Un tema-chiave è quello del supporto nell’emergenza al sistema sociosanitario. La tenuta del servizio sanitario nazionale è stata infatti messa a dura prova, in modo particolare nelle regioni più esposte alla diffusione del Coronavirus e il personale medico-infermieristico ha pagato un prezzo altissimo, in termini di contagi e purtroppo di morti.

Il supporto ai medici di base, parallelamente all’obiettivo di sgravare il più possibile il sistema ospedaliero, è diventato un’esigenza primaria a cui si è cercato di fare fronte con diverse iniziative. Le Unità Speciali di Continuità Assistenziale (USCA), in particolare, sono state pensate per l’assistenza a domicilio dei pazienti affetti da Covid-19 che non necessitano di un ricovero.

L’esigenza di iniziative di questa natura era già stata avvertita in precedenza, come dimostra la sperimentazione avviata dal Progetto sperimentale di Modello organizzativo per l’integrazione dell’Assistente Sociale nell’Unità Territoriale Professionale della Medicina Generale che prevede la presenza di assistenti sociali negli studi associati dei medici di base, al fine di “affrontare la salute del cittadino nella sua globalità, promuovendo l’integrazione e il coordinamento degli interventi di natura sanitaria con quelli di tipo socio-assistenziale, per realizzare percorsi di presa in carico sociosanitaria che accompagnino il cittadino tenendo conto integralmente delle sue esigenze, con la massima attenzione per la qualità della vita”. Il progetto vede la partnership del Centro di Ricerca e Servizio sull’Integrazione Socio-Sanitaria (CRISS)dell’Università Politecnica delle Marche, del Consiglio Nazionale Ordine Assistenti Sociali, del Consiglio Regionale Marche dell’Ordine Assistenti Sociali, della Federazione Italiana Medici di Medicina Generale Marche, del Sindacato Unitario Nazionale Assistenti Sociali (SUNAS) ed è stato avviato inizialmente nella regione Marche, con il coordinamento scientifico della Prof.ssa Carla Moretti del CRISS.

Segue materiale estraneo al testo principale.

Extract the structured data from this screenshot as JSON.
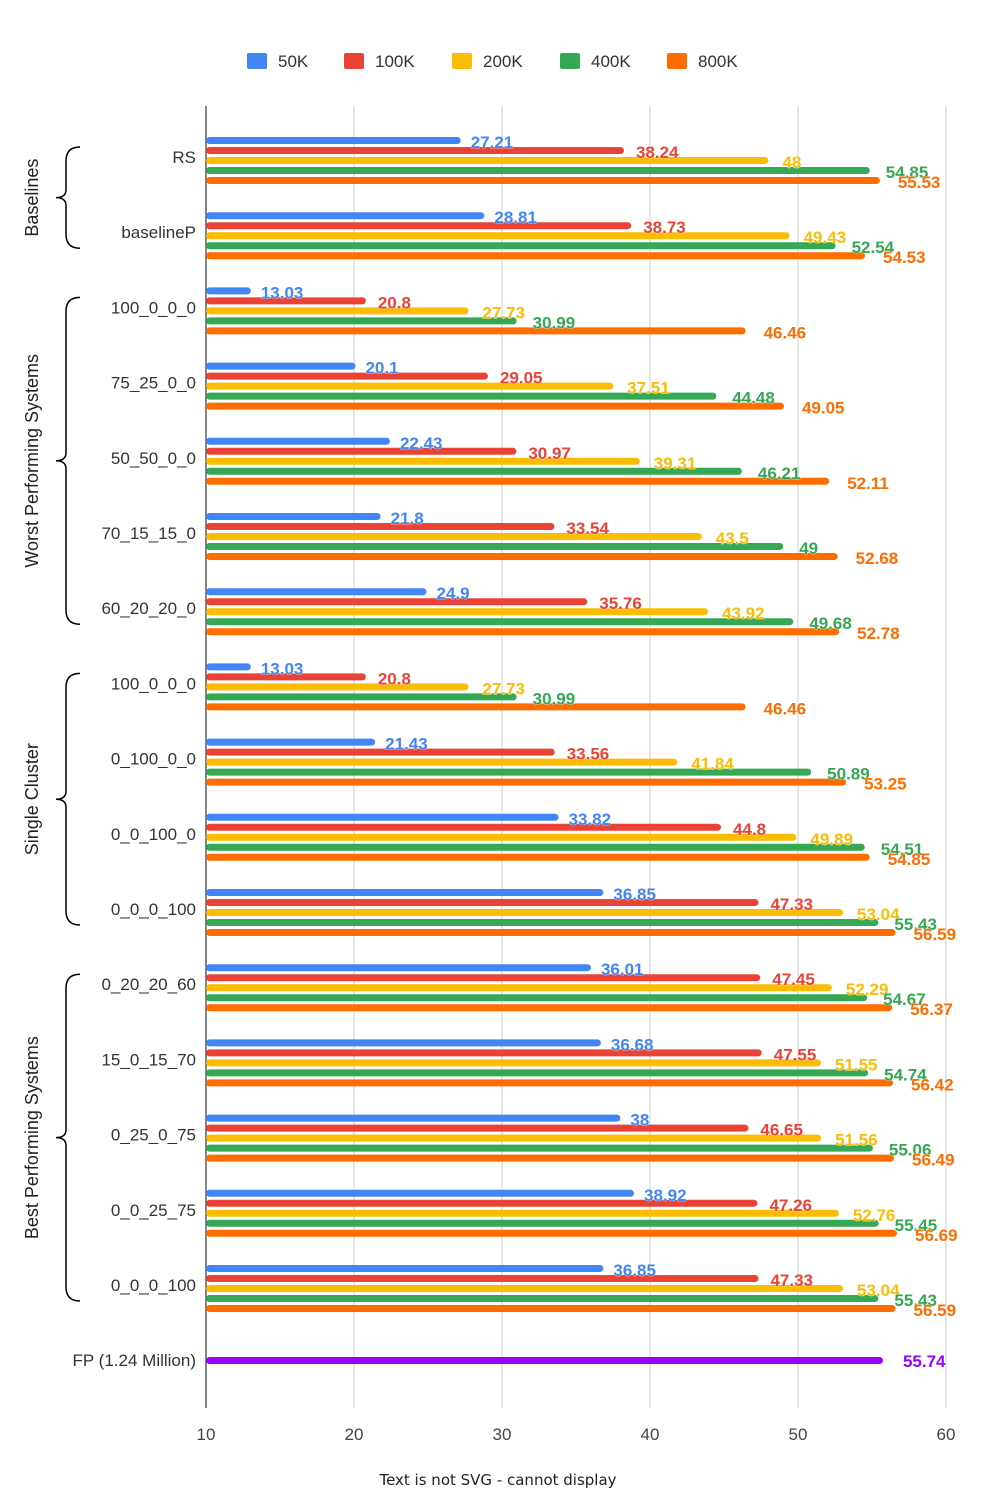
{
  "chart_data": {
    "type": "bar",
    "orientation": "horizontal",
    "title": "",
    "xlabel": "",
    "ylabel": "",
    "xlim": [
      10,
      60
    ],
    "xticks": [
      10,
      20,
      30,
      40,
      50,
      60
    ],
    "grid": true,
    "legend_position": "top",
    "legend": [
      {
        "name": "50K",
        "color": "#4285F4"
      },
      {
        "name": "100K",
        "color": "#EA4335"
      },
      {
        "name": "200K",
        "color": "#FBBC04"
      },
      {
        "name": "400K",
        "color": "#34A853"
      },
      {
        "name": "800K",
        "color": "#FF6D01"
      }
    ],
    "groups": [
      {
        "name": "Baselines",
        "rows": [
          0,
          1
        ]
      },
      {
        "name": "Worst Performing Systems",
        "rows": [
          2,
          3,
          4,
          5,
          6
        ]
      },
      {
        "name": "Single Cluster",
        "rows": [
          7,
          8,
          9,
          10
        ]
      },
      {
        "name": "Best Performing Systems",
        "rows": [
          11,
          12,
          13,
          14,
          15
        ]
      }
    ],
    "categories": [
      "RS",
      "baselineP",
      "100_0_0_0",
      "75_25_0_0",
      "50_50_0_0",
      "70_15_15_0",
      "60_20_20_0",
      "100_0_0_0",
      "0_100_0_0",
      "0_0_100_0",
      "0_0_0_100",
      "0_20_20_60",
      "15_0_15_70",
      "0_25_0_75",
      "0_0_25_75",
      "0_0_0_100"
    ],
    "series": [
      {
        "name": "50K",
        "color": "#4285F4",
        "values": [
          27.21,
          28.81,
          13.03,
          20.1,
          22.43,
          21.8,
          24.9,
          13.03,
          21.43,
          33.82,
          36.85,
          36.01,
          36.68,
          38,
          38.92,
          36.85
        ]
      },
      {
        "name": "100K",
        "color": "#EA4335",
        "values": [
          38.24,
          38.73,
          20.8,
          29.05,
          30.97,
          33.54,
          35.76,
          20.8,
          33.56,
          44.8,
          47.33,
          47.45,
          47.55,
          46.65,
          47.26,
          47.33
        ]
      },
      {
        "name": "200K",
        "color": "#FBBC04",
        "values": [
          48,
          49.43,
          27.73,
          37.51,
          39.31,
          43.5,
          43.92,
          27.73,
          41.84,
          49.89,
          53.04,
          52.29,
          51.55,
          51.56,
          52.76,
          53.04
        ]
      },
      {
        "name": "400K",
        "color": "#34A853",
        "values": [
          54.85,
          52.54,
          30.99,
          44.48,
          46.21,
          49,
          49.68,
          30.99,
          50.89,
          54.51,
          55.43,
          54.67,
          54.74,
          55.06,
          55.45,
          55.43
        ]
      },
      {
        "name": "800K",
        "color": "#FF6D01",
        "values": [
          55.53,
          54.53,
          46.46,
          49.05,
          52.11,
          52.68,
          52.78,
          46.46,
          53.25,
          54.85,
          56.59,
          56.37,
          56.42,
          56.49,
          56.69,
          56.59
        ]
      }
    ],
    "extra_bar": {
      "label": "FP (1.24 Million)",
      "value": 55.74,
      "color": "#9900FF"
    }
  },
  "footer_note": "Text is not SVG - cannot display"
}
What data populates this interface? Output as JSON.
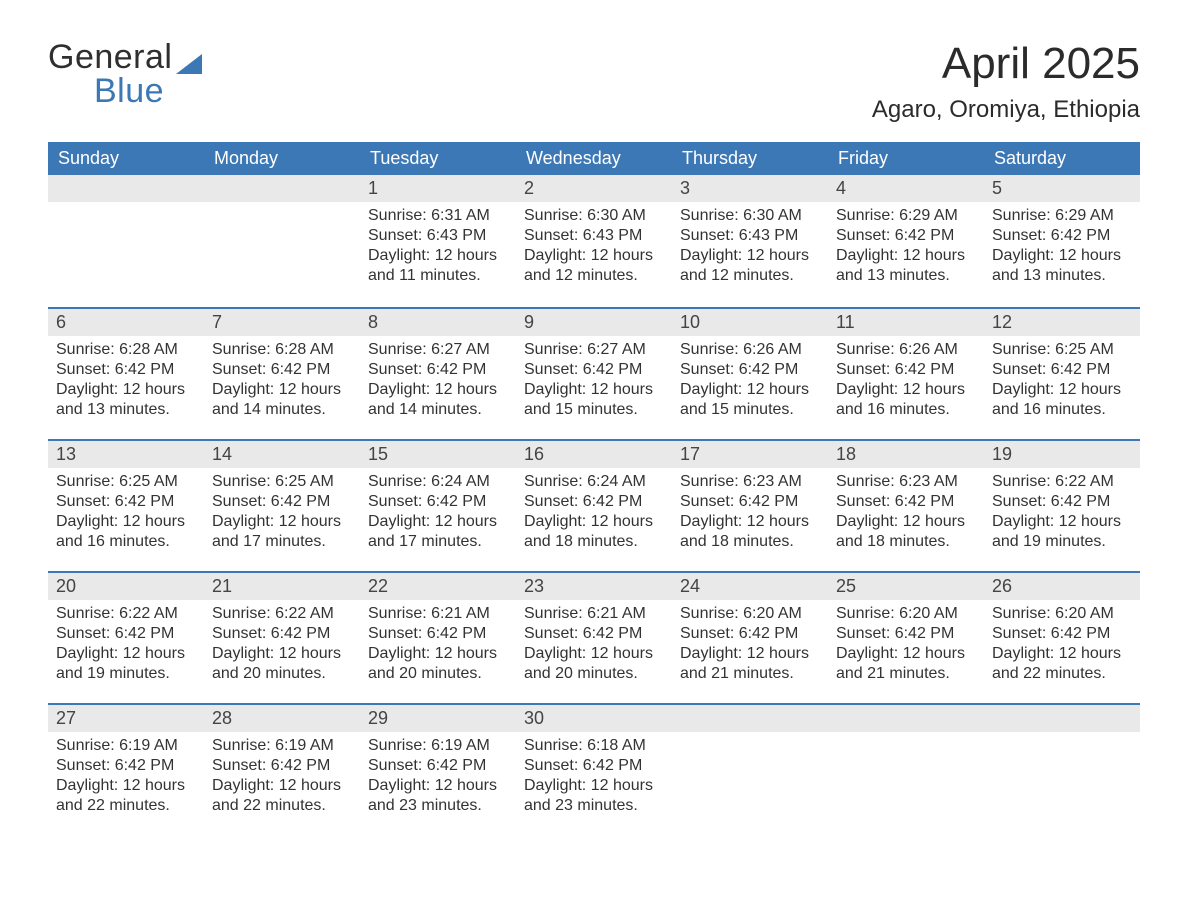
{
  "logo": {
    "word1": "General",
    "word2": "Blue"
  },
  "title": "April 2025",
  "location": "Agaro, Oromiya, Ethiopia",
  "labels": {
    "sunrise": "Sunrise:",
    "sunset": "Sunset:",
    "daylight": "Daylight:"
  },
  "weekdays": [
    "Sunday",
    "Monday",
    "Tuesday",
    "Wednesday",
    "Thursday",
    "Friday",
    "Saturday"
  ],
  "colors": {
    "brand_blue": "#3b78b5",
    "header_bg": "#3b78b5",
    "header_text": "#ffffff",
    "daynum_bg": "#e9e9e9",
    "text": "#333333",
    "rule": "#3b78b5",
    "background": "#ffffff"
  },
  "typography": {
    "title_fontsize_pt": 33,
    "location_fontsize_pt": 18,
    "weekday_fontsize_pt": 14,
    "body_fontsize_pt": 12,
    "font_family": "Segoe UI, Arial, sans-serif"
  },
  "weeks": [
    [
      {
        "n": null
      },
      {
        "n": null
      },
      {
        "n": 1,
        "sunrise": "6:31 AM",
        "sunset": "6:43 PM",
        "dl1": "12 hours",
        "dl2": "and 11 minutes."
      },
      {
        "n": 2,
        "sunrise": "6:30 AM",
        "sunset": "6:43 PM",
        "dl1": "12 hours",
        "dl2": "and 12 minutes."
      },
      {
        "n": 3,
        "sunrise": "6:30 AM",
        "sunset": "6:43 PM",
        "dl1": "12 hours",
        "dl2": "and 12 minutes."
      },
      {
        "n": 4,
        "sunrise": "6:29 AM",
        "sunset": "6:42 PM",
        "dl1": "12 hours",
        "dl2": "and 13 minutes."
      },
      {
        "n": 5,
        "sunrise": "6:29 AM",
        "sunset": "6:42 PM",
        "dl1": "12 hours",
        "dl2": "and 13 minutes."
      }
    ],
    [
      {
        "n": 6,
        "sunrise": "6:28 AM",
        "sunset": "6:42 PM",
        "dl1": "12 hours",
        "dl2": "and 13 minutes."
      },
      {
        "n": 7,
        "sunrise": "6:28 AM",
        "sunset": "6:42 PM",
        "dl1": "12 hours",
        "dl2": "and 14 minutes."
      },
      {
        "n": 8,
        "sunrise": "6:27 AM",
        "sunset": "6:42 PM",
        "dl1": "12 hours",
        "dl2": "and 14 minutes."
      },
      {
        "n": 9,
        "sunrise": "6:27 AM",
        "sunset": "6:42 PM",
        "dl1": "12 hours",
        "dl2": "and 15 minutes."
      },
      {
        "n": 10,
        "sunrise": "6:26 AM",
        "sunset": "6:42 PM",
        "dl1": "12 hours",
        "dl2": "and 15 minutes."
      },
      {
        "n": 11,
        "sunrise": "6:26 AM",
        "sunset": "6:42 PM",
        "dl1": "12 hours",
        "dl2": "and 16 minutes."
      },
      {
        "n": 12,
        "sunrise": "6:25 AM",
        "sunset": "6:42 PM",
        "dl1": "12 hours",
        "dl2": "and 16 minutes."
      }
    ],
    [
      {
        "n": 13,
        "sunrise": "6:25 AM",
        "sunset": "6:42 PM",
        "dl1": "12 hours",
        "dl2": "and 16 minutes."
      },
      {
        "n": 14,
        "sunrise": "6:25 AM",
        "sunset": "6:42 PM",
        "dl1": "12 hours",
        "dl2": "and 17 minutes."
      },
      {
        "n": 15,
        "sunrise": "6:24 AM",
        "sunset": "6:42 PM",
        "dl1": "12 hours",
        "dl2": "and 17 minutes."
      },
      {
        "n": 16,
        "sunrise": "6:24 AM",
        "sunset": "6:42 PM",
        "dl1": "12 hours",
        "dl2": "and 18 minutes."
      },
      {
        "n": 17,
        "sunrise": "6:23 AM",
        "sunset": "6:42 PM",
        "dl1": "12 hours",
        "dl2": "and 18 minutes."
      },
      {
        "n": 18,
        "sunrise": "6:23 AM",
        "sunset": "6:42 PM",
        "dl1": "12 hours",
        "dl2": "and 18 minutes."
      },
      {
        "n": 19,
        "sunrise": "6:22 AM",
        "sunset": "6:42 PM",
        "dl1": "12 hours",
        "dl2": "and 19 minutes."
      }
    ],
    [
      {
        "n": 20,
        "sunrise": "6:22 AM",
        "sunset": "6:42 PM",
        "dl1": "12 hours",
        "dl2": "and 19 minutes."
      },
      {
        "n": 21,
        "sunrise": "6:22 AM",
        "sunset": "6:42 PM",
        "dl1": "12 hours",
        "dl2": "and 20 minutes."
      },
      {
        "n": 22,
        "sunrise": "6:21 AM",
        "sunset": "6:42 PM",
        "dl1": "12 hours",
        "dl2": "and 20 minutes."
      },
      {
        "n": 23,
        "sunrise": "6:21 AM",
        "sunset": "6:42 PM",
        "dl1": "12 hours",
        "dl2": "and 20 minutes."
      },
      {
        "n": 24,
        "sunrise": "6:20 AM",
        "sunset": "6:42 PM",
        "dl1": "12 hours",
        "dl2": "and 21 minutes."
      },
      {
        "n": 25,
        "sunrise": "6:20 AM",
        "sunset": "6:42 PM",
        "dl1": "12 hours",
        "dl2": "and 21 minutes."
      },
      {
        "n": 26,
        "sunrise": "6:20 AM",
        "sunset": "6:42 PM",
        "dl1": "12 hours",
        "dl2": "and 22 minutes."
      }
    ],
    [
      {
        "n": 27,
        "sunrise": "6:19 AM",
        "sunset": "6:42 PM",
        "dl1": "12 hours",
        "dl2": "and 22 minutes."
      },
      {
        "n": 28,
        "sunrise": "6:19 AM",
        "sunset": "6:42 PM",
        "dl1": "12 hours",
        "dl2": "and 22 minutes."
      },
      {
        "n": 29,
        "sunrise": "6:19 AM",
        "sunset": "6:42 PM",
        "dl1": "12 hours",
        "dl2": "and 23 minutes."
      },
      {
        "n": 30,
        "sunrise": "6:18 AM",
        "sunset": "6:42 PM",
        "dl1": "12 hours",
        "dl2": "and 23 minutes."
      },
      {
        "n": null
      },
      {
        "n": null
      },
      {
        "n": null
      }
    ]
  ]
}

La necessità di questo supporto deve essere riconosciuta al di là dell’emergenza, e oltre il ruolo cruciale che assume nella fase di progressivo allentamento del lockdown. Da qui si può partire, infatti, per progettare un sistema stabile all’interno del quale si realizzi un investimento sulla dimensione territoriale dell’assistenza e sulla continuità assistenziale, da attuare con l’integrazione tra sanitario e sociale e con una valutazione necessariamente multidimensionale.

Le USCA sembrano rispondere a un disegno organizzativo che contempli la valutazione multidimensionale, prevedendo al loro interno un ruolo fondamentale delle professioni sociali e del servizio sociale in particolare, essendo la presenza di questa professione esplicitamente prevista a supporto delle stesse USCA.

Nello specifico l’art. 1 c. 7 del Decreto Legge in esame prevede che

Ai fini della valutazione multidimensionale dei bisogni dei pazienti e dell’integrazione con i servizi sociali e sociosanitari territoriali, le aziende e gli enti del Servizio sanitario nazionale a supporto delle Unità speciali di continuità assistenziale […], possono conferire […] fino al 31 dicembre 2020, incarichi di lavoro autonomo, anche di collaborazione coordinata e continuativa, a professionisti del profilo di assistente sociale, regolarmente iscritti all’albo professionale, in numero non superiore ad un assistente sociale ogni due Unità per un monte ore settimanale massimo di 24 ore.

Si prospetta, quindi, l’assunzione di circa 600 assistenti sociali a livello nazionale. Si tratta di incarichi a tempo determinato; ma essi rappresentano, tuttavia, un riconoscimento importante del ruolo del servizio sociale nell’ambito dell’integrazione sociosanitaria, così come ha evidenziato il presidente dell’Ordine nazionale degli assistenti sociali Gianmario Gazzi.